- Westpac (WBC) has raked in $770 million in a share purchase plan despite its recent scandals
- The giant bank initially planned to raise $500 million, but the plan was over-subscribed
- This is despite CEO resignations, board shuffles, and the banks’ potential role in child exploitation
- However, $68 million worth of subscriptions were withdrawn after the scandal
- Today, Wespac’s shares are up half a per cent and trading for $24.33 per share
Westpac (WBC) is stuffing its wallet with a $770 million share purchase plan despite its money laundering accusations and legal battles.
The company overshot its goal of raising $500 million through the share purchase plan. It seems the allure of a lowered share price outweighed investors’ concerns from CEO resignations, board shuffles, and the giant bank’s potential role in child exploitation.
The share purchase plan was launched in tandem with a $2 billion share placement aimed at bolstering Westpac’s balance sheet.
The placement was completed in just one day, but the share purchase plan was interrupted by the 23 million anti-money laundering and counter-terrorism financing law breaches AUSTRAC threw at the bank.
However, by the conditions of the original purchase plan, the hit to Westpac’s share price from the legal woes now meant investors could subscribe for new shares at a discounted rate.
The result was almost 32 million new shares subscribed for at $24.20 per share — a 4.4 per cent discount to the originally-offered price of $25.32 per new share.
Still, some investors thought it best to change their mind in light of the bank’s scandals and impending penalties.
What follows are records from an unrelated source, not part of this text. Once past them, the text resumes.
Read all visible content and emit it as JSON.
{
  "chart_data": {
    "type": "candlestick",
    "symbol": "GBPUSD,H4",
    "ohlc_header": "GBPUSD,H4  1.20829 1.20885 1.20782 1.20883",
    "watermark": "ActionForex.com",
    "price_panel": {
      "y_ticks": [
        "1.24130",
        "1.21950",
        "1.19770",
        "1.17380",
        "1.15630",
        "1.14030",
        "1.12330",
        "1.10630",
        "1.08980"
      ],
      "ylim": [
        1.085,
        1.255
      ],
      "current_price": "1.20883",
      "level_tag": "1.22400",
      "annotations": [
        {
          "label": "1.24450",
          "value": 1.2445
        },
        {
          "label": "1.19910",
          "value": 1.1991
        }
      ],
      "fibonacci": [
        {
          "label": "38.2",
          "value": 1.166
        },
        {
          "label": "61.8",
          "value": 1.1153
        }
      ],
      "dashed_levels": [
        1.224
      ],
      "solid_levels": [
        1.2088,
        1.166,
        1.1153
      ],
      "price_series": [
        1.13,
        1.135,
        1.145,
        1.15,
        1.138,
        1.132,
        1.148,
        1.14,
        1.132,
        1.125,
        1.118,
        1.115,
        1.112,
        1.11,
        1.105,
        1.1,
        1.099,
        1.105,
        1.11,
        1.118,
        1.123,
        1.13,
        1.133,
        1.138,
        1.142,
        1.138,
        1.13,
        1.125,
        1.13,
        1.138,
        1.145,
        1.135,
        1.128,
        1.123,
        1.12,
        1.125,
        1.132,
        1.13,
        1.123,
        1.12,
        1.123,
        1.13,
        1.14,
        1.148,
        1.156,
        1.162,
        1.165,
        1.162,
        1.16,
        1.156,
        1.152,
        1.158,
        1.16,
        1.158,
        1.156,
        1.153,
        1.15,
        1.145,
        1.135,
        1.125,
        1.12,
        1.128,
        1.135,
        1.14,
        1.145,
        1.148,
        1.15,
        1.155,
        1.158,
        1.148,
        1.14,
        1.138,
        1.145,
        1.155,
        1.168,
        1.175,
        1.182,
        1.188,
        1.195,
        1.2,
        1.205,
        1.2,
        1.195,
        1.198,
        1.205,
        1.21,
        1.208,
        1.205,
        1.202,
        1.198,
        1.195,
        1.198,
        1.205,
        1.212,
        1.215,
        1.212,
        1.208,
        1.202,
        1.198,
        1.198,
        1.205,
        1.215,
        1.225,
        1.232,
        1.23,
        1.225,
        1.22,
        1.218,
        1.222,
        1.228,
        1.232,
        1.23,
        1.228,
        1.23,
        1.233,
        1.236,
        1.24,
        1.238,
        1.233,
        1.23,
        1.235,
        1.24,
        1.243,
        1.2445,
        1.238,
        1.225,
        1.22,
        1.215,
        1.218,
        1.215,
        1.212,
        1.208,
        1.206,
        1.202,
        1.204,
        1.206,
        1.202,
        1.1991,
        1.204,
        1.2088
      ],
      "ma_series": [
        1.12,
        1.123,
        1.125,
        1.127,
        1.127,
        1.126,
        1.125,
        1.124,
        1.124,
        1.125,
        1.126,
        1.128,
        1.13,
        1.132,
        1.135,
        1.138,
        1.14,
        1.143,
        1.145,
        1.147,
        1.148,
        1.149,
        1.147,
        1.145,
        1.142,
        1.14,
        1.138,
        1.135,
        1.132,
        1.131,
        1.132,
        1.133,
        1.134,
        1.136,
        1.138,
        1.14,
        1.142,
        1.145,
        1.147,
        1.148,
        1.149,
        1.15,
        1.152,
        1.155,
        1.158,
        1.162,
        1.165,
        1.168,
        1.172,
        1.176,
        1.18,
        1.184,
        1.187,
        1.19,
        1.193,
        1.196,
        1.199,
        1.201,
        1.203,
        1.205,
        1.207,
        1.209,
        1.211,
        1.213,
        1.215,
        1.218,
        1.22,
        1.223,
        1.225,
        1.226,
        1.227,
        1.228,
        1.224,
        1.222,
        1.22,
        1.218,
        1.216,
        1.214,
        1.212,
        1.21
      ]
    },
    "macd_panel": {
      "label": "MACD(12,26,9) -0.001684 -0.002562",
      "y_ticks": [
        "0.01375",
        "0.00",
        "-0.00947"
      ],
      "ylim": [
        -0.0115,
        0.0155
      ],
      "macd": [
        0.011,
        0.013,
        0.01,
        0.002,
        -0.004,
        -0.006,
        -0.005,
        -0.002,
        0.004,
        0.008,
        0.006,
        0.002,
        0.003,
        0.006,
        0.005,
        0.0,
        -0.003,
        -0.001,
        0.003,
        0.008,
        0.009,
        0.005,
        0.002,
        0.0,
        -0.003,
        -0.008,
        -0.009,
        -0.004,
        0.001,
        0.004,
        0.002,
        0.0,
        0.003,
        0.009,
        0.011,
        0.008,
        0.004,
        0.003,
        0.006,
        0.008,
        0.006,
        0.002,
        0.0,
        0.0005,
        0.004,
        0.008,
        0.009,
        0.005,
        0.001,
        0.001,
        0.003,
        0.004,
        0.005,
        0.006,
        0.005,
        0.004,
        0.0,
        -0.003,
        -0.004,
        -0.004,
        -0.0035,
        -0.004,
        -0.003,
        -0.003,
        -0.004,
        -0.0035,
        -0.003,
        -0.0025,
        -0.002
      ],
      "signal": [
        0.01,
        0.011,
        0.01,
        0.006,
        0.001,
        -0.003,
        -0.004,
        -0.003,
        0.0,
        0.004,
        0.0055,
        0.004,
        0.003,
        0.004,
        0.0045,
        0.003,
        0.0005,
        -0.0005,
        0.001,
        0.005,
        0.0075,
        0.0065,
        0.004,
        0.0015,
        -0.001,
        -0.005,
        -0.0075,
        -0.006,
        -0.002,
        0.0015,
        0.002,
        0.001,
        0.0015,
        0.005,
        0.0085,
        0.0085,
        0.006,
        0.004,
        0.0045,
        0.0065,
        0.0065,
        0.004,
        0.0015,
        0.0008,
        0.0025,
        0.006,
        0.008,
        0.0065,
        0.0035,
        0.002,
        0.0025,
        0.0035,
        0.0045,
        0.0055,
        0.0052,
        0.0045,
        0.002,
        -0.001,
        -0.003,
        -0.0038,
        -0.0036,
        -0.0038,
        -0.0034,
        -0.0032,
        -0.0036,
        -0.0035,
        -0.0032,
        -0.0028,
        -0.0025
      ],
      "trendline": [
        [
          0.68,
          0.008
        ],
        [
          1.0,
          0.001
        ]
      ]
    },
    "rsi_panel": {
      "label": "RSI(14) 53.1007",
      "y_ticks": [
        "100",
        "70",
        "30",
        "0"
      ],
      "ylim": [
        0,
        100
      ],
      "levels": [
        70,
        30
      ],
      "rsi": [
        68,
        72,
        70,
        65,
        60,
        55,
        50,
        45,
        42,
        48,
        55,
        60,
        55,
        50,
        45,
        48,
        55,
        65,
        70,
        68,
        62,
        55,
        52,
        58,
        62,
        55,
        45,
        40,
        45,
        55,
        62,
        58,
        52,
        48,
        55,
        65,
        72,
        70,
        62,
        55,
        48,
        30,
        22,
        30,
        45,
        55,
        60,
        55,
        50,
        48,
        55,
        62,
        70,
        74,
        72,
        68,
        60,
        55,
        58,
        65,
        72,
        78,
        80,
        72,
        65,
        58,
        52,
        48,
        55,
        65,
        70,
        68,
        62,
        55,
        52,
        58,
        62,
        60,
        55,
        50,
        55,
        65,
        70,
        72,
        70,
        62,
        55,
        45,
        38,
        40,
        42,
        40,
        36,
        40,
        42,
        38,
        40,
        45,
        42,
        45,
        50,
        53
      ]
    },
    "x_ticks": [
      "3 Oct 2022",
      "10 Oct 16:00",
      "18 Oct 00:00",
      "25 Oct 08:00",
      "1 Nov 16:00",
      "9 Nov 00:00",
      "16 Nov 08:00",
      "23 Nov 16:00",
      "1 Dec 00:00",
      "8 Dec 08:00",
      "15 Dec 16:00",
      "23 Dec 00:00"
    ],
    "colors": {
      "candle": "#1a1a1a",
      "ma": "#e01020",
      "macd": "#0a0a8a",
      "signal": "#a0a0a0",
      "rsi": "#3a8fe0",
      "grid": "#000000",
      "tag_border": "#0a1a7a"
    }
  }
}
Of those who bought into the plan before the scandals were brought to light, roughly 3400 changed their mind and $68 million in subscriptions were withdrawn.
The $68 million loss — while a heavy figure by most standards — will likely not be heavily mourned by the bank as it cashes in more than it initially planned.
Perhaps investors were encouraged by Commonwealth Bank adding $11 to its share price in just one year after copping a $700 million fine from AUSTRAC for similar law breaches in 2018.
While Westpac’s penalties will likely be heavier, taking up some new shares at a premium price could pay off in the long run if Westpac follows Commonwealth’s footsteps.
Today, Wespac’s shares are up 0.5 per cent and trading for $24.33 per share.